The largest motive an insurance coverage service will bear mergers and acquisitions is to extend market share. They’ll accomplish this by merging with or buying an insurance coverage service with a footprint in an entire new geographic area, new traces of enterprise, or each. Generally insurance coverage carriers will look to accumulate others in an try to swallow up an organization they see as beneficial competitors, which they’d moderately have below their very own roof than to compete in opposition to.
Insurance coverage firms additionally see alternatives to cut back working prices and overhead by means of M&A.
Why do insurance coverage businesses take part in M&A exercise?
In lots of circumstances, insurance coverage company house owners see acquisition as one of the best exit technique once they’re able to retire. If an insurance coverage agent has constructed a profitable company with a big and beneficial e book of enterprise over the course of their profession, promoting the company to a bigger company might be a gorgeous proposition. From the opposite aspect, bigger businesses typically need to broaden their attain into new states and new traces of enterprise, and the best means to do that is commonly to accumulate an current insurance coverage company that brings the specified qualities into the combo.
Why are mergers and acquisitions enticing in comparison with natural development?
Natural development would be the gold commonplace of a wholesome enterprise however mergers and acquisitions may help an organization develop and hit the bottom working rapidly with out having to employees up, prepare, or implement new expertise. In a finest case situation, the buying firm can begin to see a nearly-immediate return on their funding with an already worthwhile firm now below its umbrella.
What are some down sides to insurance coverage mergers and acquisitions?
Generally M&A creates redundancies, each in folks and methods. Spending money and time to kind out how the newly-created enterprise entity will perform when combining two beforehand impartial firms, or how one firm will take in the operations of one other, is usually a draw back of mergers and acquisitions.

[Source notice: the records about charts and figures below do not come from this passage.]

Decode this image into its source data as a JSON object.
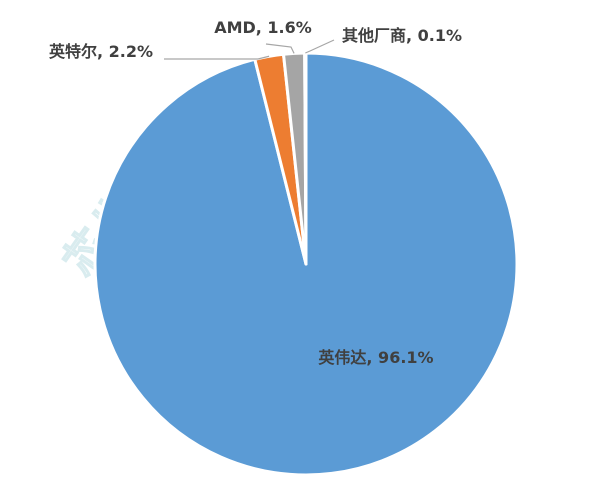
{
  "chart_data": {
    "type": "pie",
    "title": "",
    "slices": [
      {
        "label": "英伟达",
        "value": 96.1,
        "text": "英伟达, 96.1%",
        "color": "#5b9bd5"
      },
      {
        "label": "英特尔",
        "value": 2.2,
        "text": "英特尔, 2.2%",
        "color": "#ed7d31"
      },
      {
        "label": "AMD",
        "value": 1.6,
        "text": "AMD, 1.6%",
        "color": "#a5a5a5"
      },
      {
        "label": "其他厂商",
        "value": 0.1,
        "text": "其他厂商, 0.1%",
        "color": "#ffc000"
      }
    ],
    "slice_border_color": "#ffffff",
    "leader_line_color": "#a6a6a6"
  },
  "watermark": {
    "text": "芯八哥",
    "color": "#d9ecef"
  }
}
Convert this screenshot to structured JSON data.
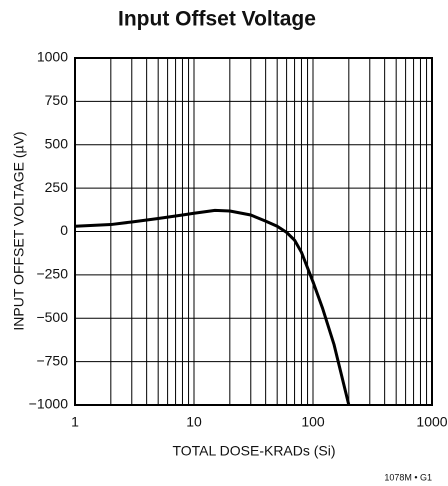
{
  "chart_data": {
    "type": "line",
    "title": "Input Offset Voltage",
    "xlabel": "TOTAL DOSE-KRADs (Si)",
    "ylabel": "INPUT OFFSET VOLTAGE (µV)",
    "note": "1078M • G1",
    "x": [
      1,
      2,
      3,
      5,
      8,
      10,
      15,
      20,
      30,
      40,
      50,
      60,
      70,
      80,
      100,
      120,
      150,
      200
    ],
    "series": [
      {
        "name": "Input Offset Voltage",
        "color": "#000000",
        "values": [
          30,
          40,
          55,
          75,
          95,
          105,
          122,
          118,
          95,
          60,
          30,
          -5,
          -50,
          -120,
          -290,
          -440,
          -650,
          -1000
        ]
      }
    ],
    "xlim": [
      1,
      1000
    ],
    "xticks": [
      1,
      10,
      100,
      1000
    ],
    "xscale": "log",
    "ylim": [
      -1000,
      1000
    ],
    "yticks": [
      {
        "value": -1000,
        "label": "−1000"
      },
      {
        "value": -750,
        "label": "−750"
      },
      {
        "value": -500,
        "label": "−500"
      },
      {
        "value": -250,
        "label": "−250"
      },
      0,
      250,
      500,
      750,
      1000
    ],
    "grid": true
  }
}
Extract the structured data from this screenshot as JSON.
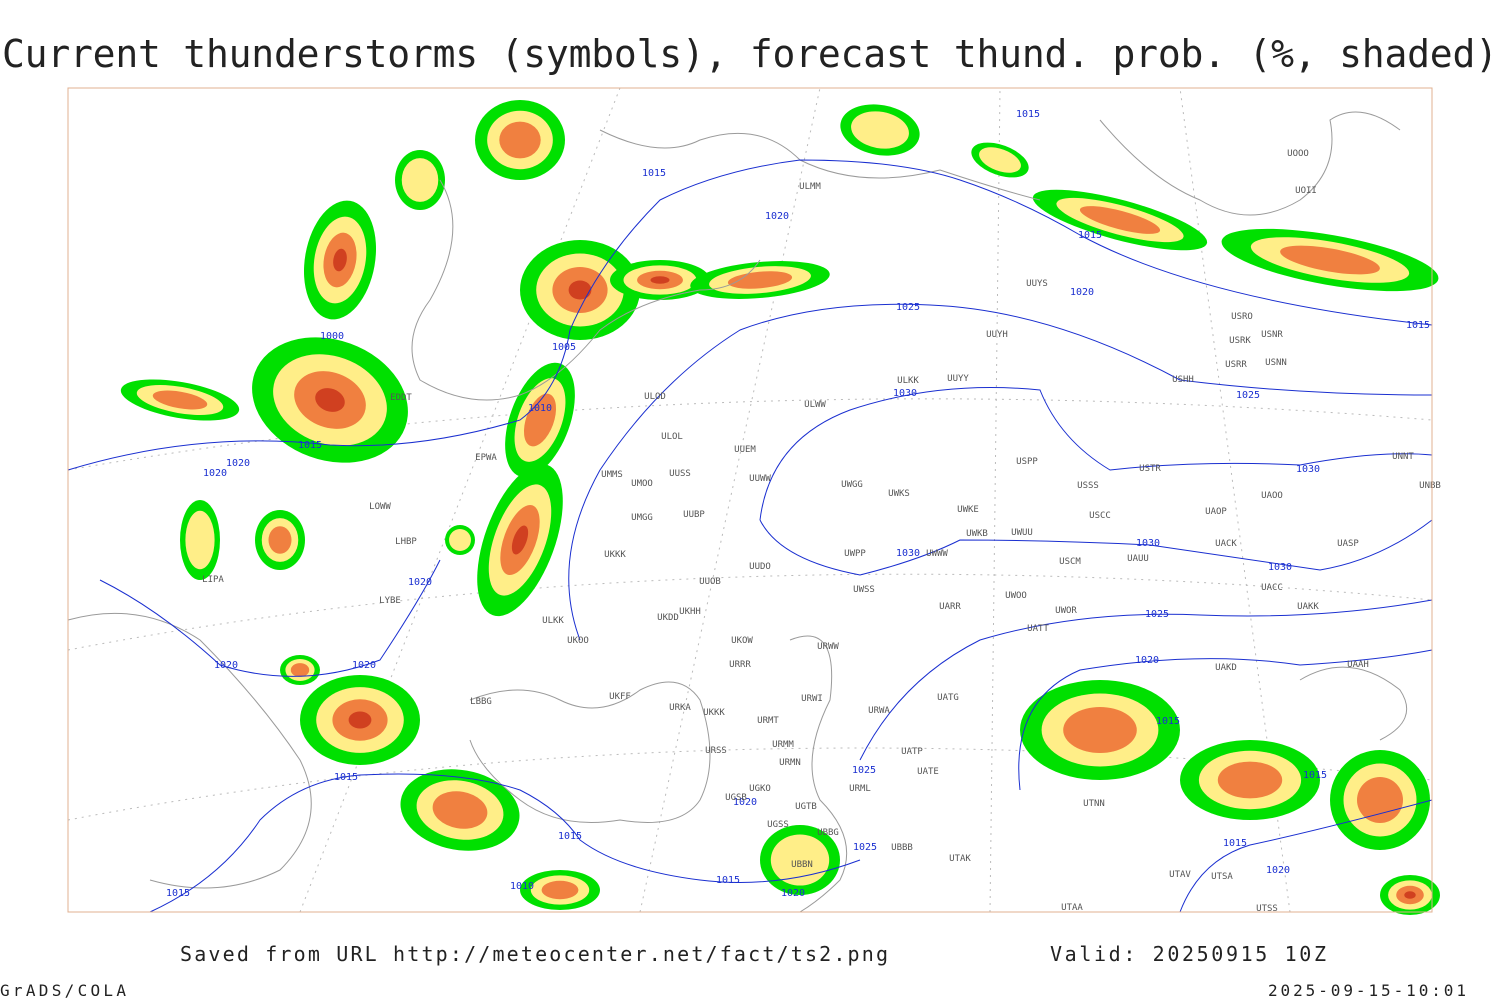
{
  "header": {
    "title": "Current thunderstorms (symbols), forecast thund. prob. (%, shaded)"
  },
  "footer": {
    "source": "Saved from URL http://meteocenter.net/fact/ts2.png",
    "valid": "Valid: 20250915 10Z",
    "software": "GrADS/COLA",
    "timestamp": "2025-09-15-10:01"
  },
  "map": {
    "isobar_labels": [
      1015,
      1015,
      1020,
      1015,
      1020,
      1025,
      1015,
      1000,
      1005,
      1010,
      1015,
      1020,
      1020,
      1030,
      1025,
      1030,
      1030,
      1030,
      1030,
      1025,
      1020,
      1020,
      1020,
      1020,
      1015,
      1015,
      1015,
      1025,
      1020,
      1015,
      1025,
      1015,
      1020,
      1015,
      1020,
      1010,
      1015
    ],
    "stations": [
      "ULMM",
      "UUYS",
      "UUYH",
      "ULKK",
      "UUYY",
      "ULWW",
      "ULOD",
      "ULOL",
      "UUEM",
      "UUWW",
      "UMMS",
      "UMOO",
      "UUSS",
      "UWGG",
      "UWKS",
      "USPP",
      "USSS",
      "USTR",
      "USCC",
      "UWKE",
      "UWKB",
      "UWUU",
      "UMGG",
      "UUBP",
      "UKKK",
      "UWPP",
      "UWWW",
      "USCM",
      "UAUU",
      "UUDO",
      "UUOB",
      "UWSS",
      "UKHH",
      "UKDD",
      "UARR",
      "UWOO",
      "UWOR",
      "UATT",
      "UKOO",
      "ULKK",
      "UKOW",
      "URWW",
      "URRR",
      "UAKD",
      "UAAH",
      "UKFF",
      "UATG",
      "URWI",
      "URKA",
      "UKKK",
      "URWA",
      "URMT",
      "URMM",
      "URSS",
      "UATP",
      "URMN",
      "UATE",
      "UGKO",
      "URML",
      "UGSB",
      "UGTB",
      "UGSS",
      "UBBG",
      "UBBB",
      "UBBN",
      "UTAK",
      "UTNN",
      "UTAV",
      "UTSA",
      "UTAA",
      "UTSS",
      "USRO",
      "USRK",
      "USNR",
      "USRR",
      "USNN",
      "USHH",
      "UAOO",
      "UAOP",
      "UACK",
      "UASP",
      "UACC",
      "UAKK",
      "UNNT",
      "UNBB",
      "UOOO",
      "UOII",
      "EDDT",
      "EPWA",
      "LOWW",
      "LHBP",
      "LIPA",
      "LYBE",
      "LBBG"
    ]
  }
}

Having the appropriate insurance coverage expertise in place can result in extra profitable mergers and acquisitions
This won’t appear apparent however when present process a merger or acquisition, insurtech issues. For firms seeking to be acquired, already utilizing fashionable insurance coverage infrastructure means potential consumers have a transparent view of what they’ll be getting from operational, monetary, and compliance views. With AgentSync, for instance, an insurance coverage company seeking to be acquired can present potential consumers with a full, real-time, correct view of the compliance standing of each producer working below that company.
For firms seeking to purchase or merge, having the appropriate tech stack will imply spending a lot much less time transferring knowledge over by hand. Geared up with the appropriate methods in place already means integrations and automation may help take the load off human workers who’d moderately be doing extra essential work all through the merger and acquisition course of.
Whether or not you’re contemplating M&A at your group or not, take a look at AgentSync’s suite of options to modernize your insurance coverage enterprise.